To be sure, today’s Washington DC is a very long way from returning to the nation the Founding Fathers intended. The military-crony capitalism-welfare state is still here. The national debt is still a distant blur in Congress’ collective mind. The Establishment folk are still sucking up gobs of tax money in salaries and benefits while they prance around “resisting.” It remains to be seen whether the corporation tax cut will result in more jobs or more bonuses. It remains to be seen if the economy grows sufficiently to make up for the tax cuts.
But progress can be seen in the slow shrinkage of the bureaucracy through attrition, efforts to awaken the nation’s dormant manufacturing, and promises in speeches of jobs not public-assistance. Let’s hope it is not too late for this nation to escape the fate of Rome. Let’s hope we are are able to fix what we broke, and not make debt and dependency our legacy to our grandchildren.

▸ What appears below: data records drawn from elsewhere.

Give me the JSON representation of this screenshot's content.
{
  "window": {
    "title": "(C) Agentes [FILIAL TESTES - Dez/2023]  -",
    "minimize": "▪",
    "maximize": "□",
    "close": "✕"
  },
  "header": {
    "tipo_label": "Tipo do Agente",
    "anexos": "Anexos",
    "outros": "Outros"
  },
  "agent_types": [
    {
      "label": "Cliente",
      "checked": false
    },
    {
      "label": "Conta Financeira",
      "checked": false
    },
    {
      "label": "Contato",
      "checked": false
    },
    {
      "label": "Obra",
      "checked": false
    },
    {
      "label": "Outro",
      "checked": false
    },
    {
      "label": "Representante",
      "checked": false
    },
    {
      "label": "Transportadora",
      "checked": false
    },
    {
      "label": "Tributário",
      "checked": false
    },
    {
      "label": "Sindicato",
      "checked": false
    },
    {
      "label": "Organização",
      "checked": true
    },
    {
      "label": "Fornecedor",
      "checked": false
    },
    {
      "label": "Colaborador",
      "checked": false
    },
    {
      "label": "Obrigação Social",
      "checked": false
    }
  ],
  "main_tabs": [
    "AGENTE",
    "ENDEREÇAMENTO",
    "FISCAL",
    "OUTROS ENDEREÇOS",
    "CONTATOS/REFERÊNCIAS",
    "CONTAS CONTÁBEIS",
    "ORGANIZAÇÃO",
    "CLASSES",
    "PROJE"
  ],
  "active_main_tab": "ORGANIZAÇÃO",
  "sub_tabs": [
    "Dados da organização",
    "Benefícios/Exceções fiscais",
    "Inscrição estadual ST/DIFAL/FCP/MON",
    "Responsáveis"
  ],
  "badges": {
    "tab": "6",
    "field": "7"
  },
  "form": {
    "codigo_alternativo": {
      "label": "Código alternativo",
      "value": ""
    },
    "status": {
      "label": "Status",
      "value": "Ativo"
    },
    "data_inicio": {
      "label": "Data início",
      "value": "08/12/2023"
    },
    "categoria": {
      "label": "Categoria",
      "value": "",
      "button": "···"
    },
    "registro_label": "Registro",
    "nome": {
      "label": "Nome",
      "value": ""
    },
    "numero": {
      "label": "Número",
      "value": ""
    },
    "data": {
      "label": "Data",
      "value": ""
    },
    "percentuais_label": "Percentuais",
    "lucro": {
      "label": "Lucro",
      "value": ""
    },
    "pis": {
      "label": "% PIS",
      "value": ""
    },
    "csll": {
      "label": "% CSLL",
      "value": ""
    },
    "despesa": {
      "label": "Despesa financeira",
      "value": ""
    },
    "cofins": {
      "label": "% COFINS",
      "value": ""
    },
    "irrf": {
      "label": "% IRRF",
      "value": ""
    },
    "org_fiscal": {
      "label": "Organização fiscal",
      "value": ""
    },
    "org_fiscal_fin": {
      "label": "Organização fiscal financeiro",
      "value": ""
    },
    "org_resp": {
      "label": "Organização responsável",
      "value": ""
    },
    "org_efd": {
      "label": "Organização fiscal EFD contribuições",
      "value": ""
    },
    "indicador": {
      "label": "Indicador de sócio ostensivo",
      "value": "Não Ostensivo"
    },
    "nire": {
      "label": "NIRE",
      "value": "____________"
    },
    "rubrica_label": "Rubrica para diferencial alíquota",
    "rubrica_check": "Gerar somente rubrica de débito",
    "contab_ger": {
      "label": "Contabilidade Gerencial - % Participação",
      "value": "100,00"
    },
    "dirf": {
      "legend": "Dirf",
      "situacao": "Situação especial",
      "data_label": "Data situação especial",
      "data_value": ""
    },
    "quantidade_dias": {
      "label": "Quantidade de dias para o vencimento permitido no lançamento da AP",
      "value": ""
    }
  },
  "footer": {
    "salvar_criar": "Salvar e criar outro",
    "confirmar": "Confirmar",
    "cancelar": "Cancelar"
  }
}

Here is a website worth mentioning, The Atlas Society. The “Atlas” part refers to Ayn Rand’s book, Atlas Shrugged. The website features lessons in Objectivism, readers’ tools to assist in the understanding of Rand’s books, commentary on a variety of subjects relating to the objectivist view, and events. Students and educators in conventional schools, as well as homeschoolers, could benefit from such information.
Objectivism, as presented by writer Ayn Rand, is not a household word these days, but should be at least understood. The Atlas Society describes objectivism as follows,
Objectivism is the philosophy of rational individualism founded by Ayn Rand (1905-1982). In novels such as The Fountainhead and Atlas Shrugged, Rand dramatized her ideal individual, the producer who lives by his own effort and does not give or receive the undeserved, who honors achievement and rejects envy. Rand laid out the details of her world-view in nonfiction books such as The Virtue of Selfishness and Capitalism: The Unknown Ideal.
Today, politicians and advocates for a plethora of special interests continually call for greater taxation to support social programs and projects that for the most part discourage the practice of objectivism. Words like “equity,” “social justice,” and “inclusivity,” so prevalent in today’s vocabulary, would leave individualists like John Stuart Mill or Thomas Jefferson befuddled. Adam Smith, the father of free-market capitalism, would be equally perplexed with the terms “crony capitalism” or “corporate welfare.” Ayn Rand, were she alive today, would probably simply admonish us all with an “I told you so.”
However, just as big-government people worked to main stream their ideas, so can small-government, objectivist-leaning individualists work at spreading theirs. Returning the nation towards a path that encourages the self-directed true producer, not coddles the unhappy dependent, could easily start with just voting NO on proposals that “feed the beast” with workers’ hard-earned cash.